Do you ever have dinner guests that arrive at the worst possible time? Ones that you can’t or shouldn’t refuse, but you know it is not going to be a life giving event. How do you suck it up and get through? More importantly, how do you make sure everyone else in your house behaves themselves, doesn’t embarrass you by articulating the real feelings of the whānau? Do you threaten your kids with timeout for the next decade, do you bribe people with the great thing we will do tomorrow, do you try and make them happy as well as this unfortunate guest?
Now imagine that the guest sent out a press release about what time they were going to be at your house and the entire national media camped out on the road side pointing cameras into your house and at you for the days before your guest arrived. Do you try and make space to treat them as guests as well? Do you trespass them? Do you try and do what you’ve seen others on TV, give them a statement and go back inside?
Now imagine that you coped with this circus that your guest brought with them. It all went pretty well, you kept your smile for the cameras when the guest tried to tell you where they were going to sit at your table and what you were going to serve, you somehow managed to ask your son politely to eat with his fork when he grabbed the fish with his hands and you shook hands as they all left and graciously accepted their list of things to do better next year.
And now an email has arrived. That guest is coming back, same time, same place, same circus, next year.
Are you starting to get your head around what life is like for the marae committee at Te Tii Marae?
Ninety percent of the year, most marae are not conference facilities, accommodation, or a hotbed of iwi and hapū politics. Most marae are just a centre for a small community of people. Whilst maybe hundreds could conceivably connect with each marae throughout the country, most are run day to day by a small handful of people. Having been to Te Tii Marae outside of Waitangi Day, it was my perception that it was not much different in this sense from my own.
The other thing you may not have considered is that Te Tii Marae probably received no money from the Crown. Zero. Zilch. I imagine they apply for grants year in, year out, and use those to provide everything on that day for themselves. When the government or other parties arrive, they no doubt give a koha, but it will be your normal public service koha: it is barely polite and never ever generous. Te Tii Marae, in essence, pay for the right to be the collision space where the long term suffering of tāngata whenua meets the blithe ignorance and arrogance of the Crown.

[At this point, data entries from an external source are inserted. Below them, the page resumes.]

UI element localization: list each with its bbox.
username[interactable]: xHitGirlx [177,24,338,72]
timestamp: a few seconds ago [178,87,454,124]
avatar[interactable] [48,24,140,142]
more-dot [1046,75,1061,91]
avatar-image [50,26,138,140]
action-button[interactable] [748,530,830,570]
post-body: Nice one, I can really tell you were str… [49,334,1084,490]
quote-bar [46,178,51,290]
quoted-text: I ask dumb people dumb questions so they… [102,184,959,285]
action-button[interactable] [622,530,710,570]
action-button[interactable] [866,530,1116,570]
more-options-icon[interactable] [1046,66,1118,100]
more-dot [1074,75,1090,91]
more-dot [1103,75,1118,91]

This year 2017, my own view is Te Tii has put their foot wrong a number of times. Attempting to charge the media made the marae, not the Crown, the story, not letting English speak and then letting him and then apologising played right into the narrative the National Party wants to run about divisive Ngā Puhi, the weird stoush with Winston Peters telling him to get off the grass which is literally the road edge was petty and overly intimidating, another gift of a week of media to Winston.
However, I am deeply sympathetic for what it is like to actually run a marae. There are fewer people willing to put their hands up, most marae is an almost uninsurable million plus dollar facility, fewer people understand te reo Māori and hold the knowledge of the appropriate tikanga. On top of all of that, you are carrying all of this with your close relatives, the ones you love, the ones that love you, and the ones you hate.It is a wicked alchemy that none of us would choose to put on camera.
Te Tii Marae doesn’t get to make that choice unfortunately. But you and I get to choose how we regard the people of Te Tii Marae. We can choose to put expectations on them that we ourselves would be unwilling to carry, or we can see their humanity and their best intentions, and just say thanks to them for trying to carry the burdensome legacy of our Tiriti o Waitangi, however flawed the effort.